Global Themes

The U.S. dollar firmed against its rivals Tuesday and strengthened to nearly two-month highs against the yen. The buck enjoyed modest gains that lifted it above nearly one-month lows earlier this week against the euro, sterling and Canadian dollar. The dollar is drawing support from renewed risks in Europe and a cautiously positive backdrop for world markets that has allowed U.S. Treasury yields to rise, boosting the buck’s attractiveness. Markets are taking comfort from a lack of negative news on the U.S.-China trade dispute, a key factor pressuring the safer yen. Sterling weakened more than a penny below mid-June highs amid heightened political uncertainty in Britain. The weakest German investor optimism in six years served as a reminder of the still-fragile shape of Europe’s biggest economy which played out in a weaker euro. Oil gained but the loonie moderated as markets discounted an expected Canadian interest rate hike tomorrow.

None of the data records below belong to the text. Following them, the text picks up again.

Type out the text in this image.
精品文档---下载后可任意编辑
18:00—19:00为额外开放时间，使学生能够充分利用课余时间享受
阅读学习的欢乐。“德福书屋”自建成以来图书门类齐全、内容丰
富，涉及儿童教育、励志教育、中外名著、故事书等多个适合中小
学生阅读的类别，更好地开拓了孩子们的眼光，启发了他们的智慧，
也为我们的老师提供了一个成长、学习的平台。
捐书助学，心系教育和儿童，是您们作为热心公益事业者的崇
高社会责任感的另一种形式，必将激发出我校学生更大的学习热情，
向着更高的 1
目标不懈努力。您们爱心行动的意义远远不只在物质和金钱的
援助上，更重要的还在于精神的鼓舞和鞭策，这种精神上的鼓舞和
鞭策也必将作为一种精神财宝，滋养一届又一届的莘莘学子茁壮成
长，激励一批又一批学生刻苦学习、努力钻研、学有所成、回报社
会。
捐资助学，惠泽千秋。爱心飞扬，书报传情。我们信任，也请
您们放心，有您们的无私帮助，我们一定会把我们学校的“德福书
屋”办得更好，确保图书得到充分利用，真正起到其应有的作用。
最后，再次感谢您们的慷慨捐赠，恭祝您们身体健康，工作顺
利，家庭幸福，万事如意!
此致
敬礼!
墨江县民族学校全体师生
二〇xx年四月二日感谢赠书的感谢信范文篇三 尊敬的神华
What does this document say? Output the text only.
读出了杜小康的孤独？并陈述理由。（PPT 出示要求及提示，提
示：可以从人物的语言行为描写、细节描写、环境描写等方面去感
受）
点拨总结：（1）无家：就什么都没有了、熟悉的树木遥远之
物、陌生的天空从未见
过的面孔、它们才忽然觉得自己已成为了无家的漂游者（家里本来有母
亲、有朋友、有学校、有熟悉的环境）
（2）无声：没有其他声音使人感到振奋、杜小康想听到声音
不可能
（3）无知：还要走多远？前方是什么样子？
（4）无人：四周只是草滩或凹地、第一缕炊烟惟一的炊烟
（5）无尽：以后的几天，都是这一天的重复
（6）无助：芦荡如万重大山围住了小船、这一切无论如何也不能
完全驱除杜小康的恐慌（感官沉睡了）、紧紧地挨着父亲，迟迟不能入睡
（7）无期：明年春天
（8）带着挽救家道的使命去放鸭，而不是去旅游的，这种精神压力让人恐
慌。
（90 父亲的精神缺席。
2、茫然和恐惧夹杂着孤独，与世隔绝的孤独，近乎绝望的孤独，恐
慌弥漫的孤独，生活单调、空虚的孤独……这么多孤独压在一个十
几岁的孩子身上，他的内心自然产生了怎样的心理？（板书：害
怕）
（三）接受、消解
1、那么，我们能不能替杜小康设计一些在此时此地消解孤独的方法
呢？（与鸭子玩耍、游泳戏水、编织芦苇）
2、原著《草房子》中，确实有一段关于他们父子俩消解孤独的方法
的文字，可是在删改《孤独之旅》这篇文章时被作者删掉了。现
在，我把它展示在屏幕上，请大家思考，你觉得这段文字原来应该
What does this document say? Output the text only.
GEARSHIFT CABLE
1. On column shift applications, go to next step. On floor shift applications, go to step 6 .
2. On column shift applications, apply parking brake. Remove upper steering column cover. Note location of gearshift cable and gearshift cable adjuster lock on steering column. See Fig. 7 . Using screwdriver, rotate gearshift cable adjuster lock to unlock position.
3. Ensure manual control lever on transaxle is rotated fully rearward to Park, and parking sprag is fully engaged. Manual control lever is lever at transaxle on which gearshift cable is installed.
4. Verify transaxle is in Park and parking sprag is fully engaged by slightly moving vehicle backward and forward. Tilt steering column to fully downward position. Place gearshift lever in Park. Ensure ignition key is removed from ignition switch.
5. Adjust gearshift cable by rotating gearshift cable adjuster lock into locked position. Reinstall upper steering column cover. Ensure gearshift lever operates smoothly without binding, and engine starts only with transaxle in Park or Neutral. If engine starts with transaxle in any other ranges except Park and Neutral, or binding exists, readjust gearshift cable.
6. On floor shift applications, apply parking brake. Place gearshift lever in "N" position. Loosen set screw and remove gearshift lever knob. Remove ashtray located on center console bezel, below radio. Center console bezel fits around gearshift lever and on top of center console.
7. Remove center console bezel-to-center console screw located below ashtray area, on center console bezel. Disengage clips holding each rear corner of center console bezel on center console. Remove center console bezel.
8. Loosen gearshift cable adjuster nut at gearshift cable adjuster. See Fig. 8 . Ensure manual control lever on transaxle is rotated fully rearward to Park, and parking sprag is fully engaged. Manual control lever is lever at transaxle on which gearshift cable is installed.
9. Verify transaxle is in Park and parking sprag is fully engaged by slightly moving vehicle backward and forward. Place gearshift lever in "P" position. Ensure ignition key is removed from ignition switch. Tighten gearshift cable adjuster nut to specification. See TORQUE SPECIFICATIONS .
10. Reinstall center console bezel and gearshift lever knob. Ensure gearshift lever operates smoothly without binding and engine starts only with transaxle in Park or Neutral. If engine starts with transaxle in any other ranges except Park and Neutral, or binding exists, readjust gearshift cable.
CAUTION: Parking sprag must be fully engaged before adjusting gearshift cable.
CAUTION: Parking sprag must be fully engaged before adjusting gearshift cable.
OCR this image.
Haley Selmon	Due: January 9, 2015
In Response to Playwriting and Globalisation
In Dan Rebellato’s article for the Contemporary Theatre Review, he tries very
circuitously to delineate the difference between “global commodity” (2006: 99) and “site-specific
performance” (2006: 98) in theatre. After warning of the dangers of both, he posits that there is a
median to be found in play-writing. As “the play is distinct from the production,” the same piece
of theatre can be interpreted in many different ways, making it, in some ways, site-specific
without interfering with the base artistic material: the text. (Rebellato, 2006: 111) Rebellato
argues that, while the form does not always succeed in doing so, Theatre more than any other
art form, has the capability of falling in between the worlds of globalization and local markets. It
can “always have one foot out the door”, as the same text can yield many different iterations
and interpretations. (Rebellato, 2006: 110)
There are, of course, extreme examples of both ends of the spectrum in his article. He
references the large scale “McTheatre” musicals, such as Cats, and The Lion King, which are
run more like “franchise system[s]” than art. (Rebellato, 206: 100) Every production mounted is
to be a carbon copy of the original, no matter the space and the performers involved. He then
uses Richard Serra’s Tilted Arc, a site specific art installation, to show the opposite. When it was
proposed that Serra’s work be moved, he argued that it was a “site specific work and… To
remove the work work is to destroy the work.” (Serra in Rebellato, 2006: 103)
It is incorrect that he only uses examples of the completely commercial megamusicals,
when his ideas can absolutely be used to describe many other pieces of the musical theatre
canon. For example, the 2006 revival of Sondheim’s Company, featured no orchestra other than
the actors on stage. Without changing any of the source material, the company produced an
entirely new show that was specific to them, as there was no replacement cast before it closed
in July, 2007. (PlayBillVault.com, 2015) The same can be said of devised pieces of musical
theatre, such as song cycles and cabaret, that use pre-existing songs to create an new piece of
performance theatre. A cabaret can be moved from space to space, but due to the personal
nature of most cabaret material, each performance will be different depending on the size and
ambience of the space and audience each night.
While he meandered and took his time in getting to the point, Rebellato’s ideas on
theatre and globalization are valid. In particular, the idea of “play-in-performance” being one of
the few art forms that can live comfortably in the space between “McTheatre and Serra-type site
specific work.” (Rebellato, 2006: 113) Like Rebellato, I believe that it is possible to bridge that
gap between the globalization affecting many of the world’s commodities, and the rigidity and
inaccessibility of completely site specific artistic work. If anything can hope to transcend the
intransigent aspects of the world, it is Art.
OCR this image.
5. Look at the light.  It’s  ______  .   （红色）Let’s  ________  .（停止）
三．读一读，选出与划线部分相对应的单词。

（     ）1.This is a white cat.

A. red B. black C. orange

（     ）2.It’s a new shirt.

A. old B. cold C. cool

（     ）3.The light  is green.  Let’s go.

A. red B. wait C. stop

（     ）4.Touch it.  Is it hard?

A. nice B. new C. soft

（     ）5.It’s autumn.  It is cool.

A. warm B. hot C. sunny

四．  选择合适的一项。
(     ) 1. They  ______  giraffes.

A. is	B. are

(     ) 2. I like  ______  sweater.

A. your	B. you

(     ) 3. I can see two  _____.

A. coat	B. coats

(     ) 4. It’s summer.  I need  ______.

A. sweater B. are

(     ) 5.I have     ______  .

Canada’s dollar nursed a decline on the eve of an expected hike in local interest rates. Canada’s economy appears fit enough to endure higher borrowing rates after recent jobs and inflation data. The market appears more than 90% confident in a rate increase tomorrow to 1.50% from 1.25% which would mark the Bank of Canada’s second hike of the year and fourth since mid-2017. Given the perceived low bar for a rate hike, and the still uncertain outlook for U.S.-Canada trade relations, markets suspect a dovish rate hike this week in which policymakers boost rates but play down expectations of further rises in the months ahead.


Recent gains in the euro unraveled after a gauge of German investor confidence fell more than expected and hit the lowest in 6 years. The data took the shine off news last week of an upturn in German factory growth and served as a reminder of the still weak shape of the bloc’s largest economy. German investor morale dimmed thanks to ongoing trade tensions with the U.S. and political risk at home in the wake of Chancellor Merkel’s migrant crisis.


Political instability in the Britain robbed the pound of its strongest level in nearly a month against the greenback. For now, markets appear to be giving British Prime Minister the benefit of the doubt that she while survive turmoil that ensued after her foreign secretary, Boris Johnson, and Brexit chief, David Davis, resigned this week. Mrs. May’s preference for a softer Brexit in which Britain strives for a close trade relationship with the EU after their divorce has helped to limit falls in sterling. The situation remains fluid and any turn for the worse, such as further cabinet resignations or a leadership challenge to the prime minister, could hasten a significant slide in sterling.


The dollar firmed above its lowest level in nearly a month, boosted by rising risks in Europe which contrast economic stability in the U.S. Solid job growth last week reinforced expectations for faster second quarter growth of around 4% which would be double the first quarter’s pedestrian pace of 2%. Meanwhile, a cautiously positive market backdrop, with most global stocks gaining ground, put upward pressure on U.S. Treasury yields with the 10-year hitting 2.87% from a dip last week below 2.81%, a move that increased the appeal of dollar-denominated assets. The dollar awaits fundamental cues this week in data Thursday on consumer prices and Friday on consumer sentiment.